Ein Beispiel: Während 2010 nach Deutschland 4,77 Prozent der weltweiten Direktinvestitionen in Höhe von 1,3 Billionen US-Dollar flossen, verbuchten die karibischen Zwergstaaten Barbados, Bermuda und British Virgin Islands 5,11 Prozent. Was geschah dort mit dem vielen Geld? Ganz einfach: Nichts. Es wurde kaum besteuert und anschließend erneut angelegt. So stiegen die British Virgins 2010 zum weltweit zweitgrößten Investor in China auf, hinter Hongkong, vor den USA. Mauritius belegte Platz eins der Direktinvestoren in Indien.
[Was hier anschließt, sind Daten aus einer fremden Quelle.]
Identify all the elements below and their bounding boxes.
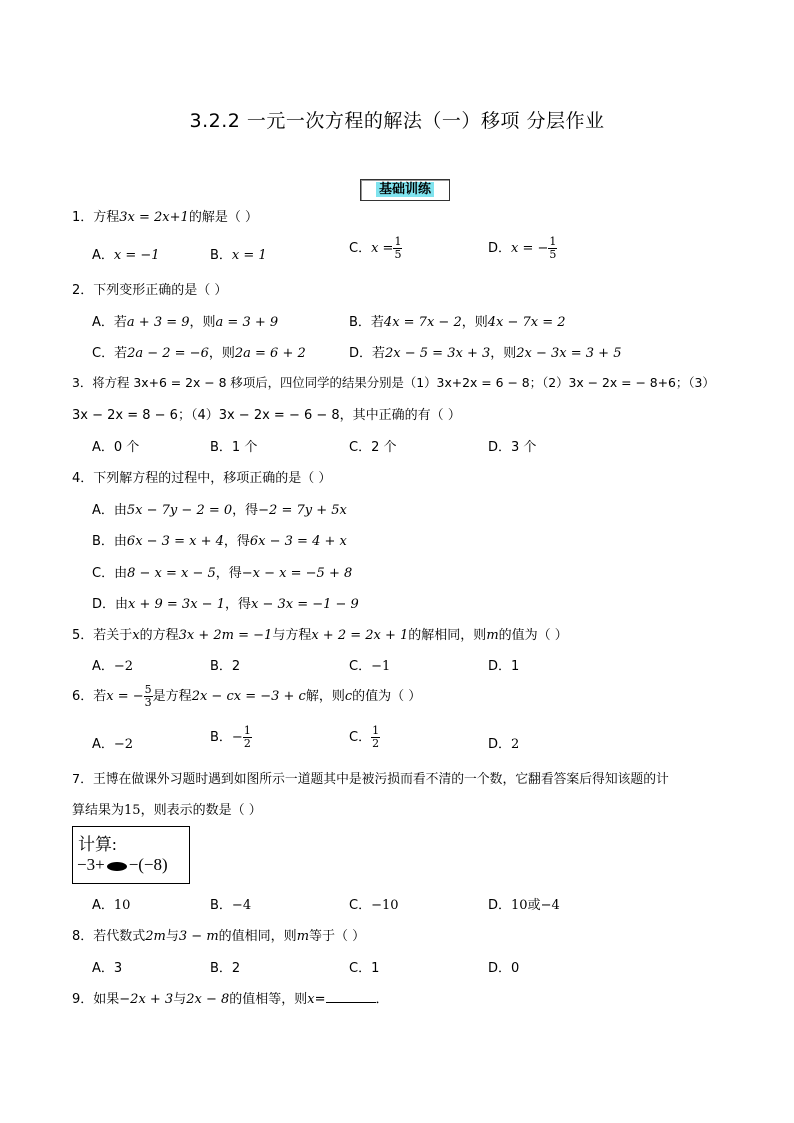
option-label: A． [92, 248, 114, 263]
q5-text: 的方程 [139, 628, 179, 643]
q4-option-c[interactable] [92, 562, 352, 581]
calc-right: −(−8) [128, 855, 168, 874]
q9-var: x [307, 992, 315, 1007]
q7-option-b[interactable] [210, 894, 251, 913]
q5-var: x [132, 628, 140, 643]
q7-text: ，则表示的数是（ ） [140, 803, 262, 818]
q4-option-a[interactable] [92, 499, 347, 518]
option-label: B． [210, 898, 232, 913]
option-eq2: 2x − 3x = 3 + 5 [516, 346, 622, 361]
q6-option-b[interactable] [210, 725, 252, 750]
fraction-numerator: 1 [372, 724, 380, 737]
q6-equation: 2x − cx = −3 + c [191, 689, 306, 704]
calc-expression [77, 855, 168, 875]
q1-option-b[interactable] [210, 244, 267, 263]
q1-option-c[interactable] [349, 236, 402, 261]
q3-option-b[interactable]: B．1 个 [210, 440, 258, 455]
fraction [393, 236, 402, 261]
q9-expr2: 2x − 8 [186, 992, 230, 1007]
option-label: C． [349, 659, 372, 674]
fraction-numerator: 1 [243, 724, 251, 737]
option-label: C．若 [92, 346, 128, 361]
option-eq1: 4x = 7x − 2 [383, 315, 462, 330]
q1-option-d[interactable] [488, 236, 557, 261]
question-3-line-1: 3．将方程 3x+6 = 2x − 8 移项后，四位同学的结果分别是（1）3x+2x = 6 − 8；（2）3x − 2x = − 8+6；（3） [72, 375, 715, 390]
option-eq1: a + 3 = 9 [126, 315, 190, 330]
option-label: D． [488, 241, 512, 256]
fraction-numerator: 1 [549, 235, 557, 248]
q8-text: 8．若代数式 [72, 929, 146, 944]
q5-var2: m [486, 628, 499, 643]
option-mid: ，则 [461, 315, 488, 330]
q4-option-b[interactable] [92, 530, 347, 549]
q8-text: 与 [165, 929, 179, 944]
question-7-line-2 [72, 799, 262, 818]
option-eq1: 8 − x = x − 5 [127, 566, 216, 581]
fraction [243, 725, 252, 750]
option-label: A． [92, 659, 114, 674]
q2-option-c[interactable] [92, 342, 306, 361]
fraction-denominator: 5 [394, 248, 402, 261]
option-mid: ，得 [232, 503, 259, 518]
q7-value: 15 [124, 803, 141, 818]
option-value-2: −4 [540, 898, 560, 913]
option-value: 2 [511, 737, 520, 752]
option-label: B． [210, 248, 232, 263]
option-value: x = − [511, 241, 549, 256]
fraction-denominator: 5 [549, 248, 557, 261]
option-value: 10 [113, 898, 131, 913]
option-value: −4 [231, 898, 252, 913]
q6-text: 解，则 [305, 689, 345, 704]
q4-option-d[interactable] [92, 593, 359, 612]
q1-text: 1．方程 [72, 210, 120, 225]
option-value: − [231, 730, 243, 745]
q8-option-a[interactable]: A．3 [92, 961, 123, 976]
q5-option-b[interactable] [210, 655, 240, 674]
q7-option-d[interactable] [488, 894, 560, 913]
option-value: −10 [371, 898, 399, 913]
option-mid: ，则 [208, 346, 235, 361]
option-label: A．由 [92, 503, 127, 518]
section-label-text: 基础训练 [376, 182, 434, 197]
q8-option-b[interactable]: B．2 [210, 961, 241, 976]
option-label: B．若 [349, 315, 384, 330]
fraction-numerator: 1 [394, 235, 402, 248]
q8-expr2: 3 − m [178, 929, 219, 944]
option-label: C． [349, 730, 372, 745]
option-eq2: −2 = 7y + 5x [258, 503, 347, 518]
option-eq2: x − 3x = −1 − 9 [250, 597, 359, 612]
fraction-numerator: 5 [144, 683, 152, 696]
option-eq2: −x − x = −5 + 8 [241, 566, 353, 581]
calc-title: 计算: [78, 835, 117, 854]
q7-option-c[interactable] [349, 894, 399, 913]
option-value: x = −1 [113, 248, 160, 263]
section-label [360, 179, 450, 201]
option-eq2: 4x − 7x = 2 [487, 315, 566, 330]
option-value: −1 [371, 659, 391, 674]
q9-expr1: −2x + 3 [119, 992, 174, 1007]
question-4-stem: 4．下列解方程的过程中，移项正确的是（ ） [72, 471, 332, 486]
question-1-stem [72, 206, 258, 225]
option-label: C．由 [92, 566, 128, 581]
q6-option-d[interactable] [488, 733, 519, 752]
question-7-line-1: 7．王博在做课外习题时遇到如图所示一道题其中是被污损而看不清的一个数，它翻看答案后得知该题的计 [72, 772, 669, 787]
q9-text: = [314, 992, 326, 1007]
option-label: A． [92, 898, 114, 913]
fraction [548, 236, 557, 261]
q5-eq2: x + 2 = 2x + 1 [311, 628, 409, 643]
q8-option-d[interactable]: D．0 [488, 961, 520, 976]
option-value: −2 [113, 659, 134, 674]
option-label: D． [488, 659, 512, 674]
question-8-stem [72, 925, 365, 944]
fraction-denominator: 3 [144, 696, 152, 709]
option-eq2: 2a = 6 + 2 [234, 346, 306, 361]
option-label: C． [349, 898, 372, 913]
option-mid: ，则 [490, 346, 517, 361]
q2-option-a[interactable] [92, 311, 278, 330]
q6-option-a[interactable] [92, 733, 133, 752]
option-eq1: x + 9 = 3x − 1 [128, 597, 225, 612]
q3-option-a[interactable]: A．0 个 [92, 440, 140, 455]
question-6-stem [72, 684, 421, 709]
option-mid: 或 [527, 898, 541, 913]
option-label: D．若 [349, 346, 386, 361]
q7-option-a[interactable] [92, 894, 130, 913]
q8-text: 的值相同，则 [218, 929, 297, 944]
question-5-stem [72, 624, 568, 643]
option-mid: ，得 [224, 597, 251, 612]
q8-text: 等于（ ） [309, 929, 366, 944]
q5-eq1: 3x + 2m = −1 [178, 628, 273, 643]
option-eq1: 5x − 7y − 2 = 0 [126, 503, 233, 518]
ink-blot-icon [107, 862, 127, 871]
option-eq1: 6x − 3 = x + 4 [126, 534, 224, 549]
q5-option-d[interactable] [488, 655, 519, 674]
option-label: D． [488, 898, 512, 913]
question-3-line-2: 3x − 2x = 8 − 6；（4）3x − 2x = − 6 − 8，其中正确的有（ ） [72, 408, 461, 423]
option-label: B． [210, 730, 232, 745]
fraction-denominator: 2 [243, 737, 251, 750]
q9-text: 的值相等，则 [229, 992, 308, 1007]
q9-text: ． [375, 992, 389, 1007]
option-mid: ，则 [189, 315, 216, 330]
option-label: B．由 [92, 534, 127, 549]
option-label: A．若 [92, 315, 127, 330]
option-label: A． [92, 737, 114, 752]
calc-left: −3+ [77, 855, 105, 874]
q1-equation: 3x = 2x+1 [119, 210, 189, 225]
q6-text: 6．若 [72, 689, 107, 704]
answer-blank[interactable] [326, 991, 376, 1003]
fraction [371, 725, 380, 750]
q8-option-c[interactable]: C．1 [349, 961, 380, 976]
option-label: D．由 [92, 597, 129, 612]
q1-text-end: 的解是（ ） [188, 210, 258, 225]
option-value: x = [371, 241, 394, 256]
q9-text: 9．如果 [72, 992, 120, 1007]
option-mid: ，得 [223, 534, 250, 549]
q5-text: 5．若关于 [72, 628, 133, 643]
question-2-stem: 2．下列变形正确的是（ ） [72, 283, 228, 298]
q5-text: 的解相同，则 [408, 628, 487, 643]
q7-text: 算结果为 [72, 803, 125, 818]
option-eq1: 2x − 5 = 3x + 3 [385, 346, 491, 361]
fraction-denominator: 2 [372, 737, 380, 750]
q5-option-c[interactable] [349, 655, 390, 674]
q5-option-a[interactable] [92, 655, 133, 674]
option-value: 2 [231, 659, 241, 674]
option-label: D． [488, 737, 512, 752]
option-eq1: 2a − 2 = −6 [127, 346, 209, 361]
q6-text: 是方程 [152, 689, 192, 704]
option-label: C． [349, 241, 372, 256]
question-9-stem [72, 988, 389, 1007]
option-eq2: a = 3 + 9 [215, 315, 279, 330]
q3-option-d[interactable]: D．3 个 [488, 440, 537, 455]
option-value: 1 [511, 659, 520, 674]
q9-text: 与 [173, 992, 187, 1007]
q5-text: 与方程 [272, 628, 312, 643]
q5-text: 的值为（ ） [498, 628, 568, 643]
option-mid: ，得 [215, 566, 242, 581]
option-eq2: 6x − 3 = 4 + x [249, 534, 347, 549]
q8-var: m [296, 929, 310, 944]
option-value: −2 [113, 737, 134, 752]
q2-option-d[interactable] [349, 342, 621, 361]
q6-var: x = − [106, 689, 144, 704]
q6-var-c: c [344, 689, 353, 704]
fraction [144, 684, 153, 709]
option-value: 10 [511, 898, 528, 913]
q3-option-c[interactable]: C．2 个 [349, 440, 397, 455]
option-value: x = 1 [231, 248, 267, 263]
q2-option-b[interactable] [349, 311, 566, 330]
q6-option-c[interactable] [349, 725, 380, 750]
q8-expr1: 2m [145, 929, 166, 944]
page-title: 3.2.2 一元一次方程的解法（一）移项 分层作业 [189, 110, 605, 132]
q1-option-a[interactable] [92, 244, 160, 263]
option-label: B． [210, 659, 232, 674]
q6-text: 的值为（ ） [352, 689, 422, 704]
Von Zypern aus wurden sage und schreibe 28 Prozent aller Direktinvestitionen in Russland getätigt.

Die Folgen sind laut OECD gravierend: Regionale Firmen erlitten Wettbewerbsnachteile, die Abgabenlast für ehrliche Steuerzahler steige, die Konsolidierung öffentlicher Haushalte stocke. OECD-Generalsekretär Angel Gurria fordert daher globale Abkommen, die Konzernen und Investoren mehr Transparenz abverlangten: „In einer Zeit, in der Regierungen und Bürger an allen Ecken und Enden zum Sparen gezwungen sind, müssen alle Steuerzahler, ob Privatleute oder Unternehmen, ihren Anteil zahlen und darauf vertrauen können, dass das internationale Steuersystem transparent ist.“ Pläne hierzu will die OECD im Juni vorlegen.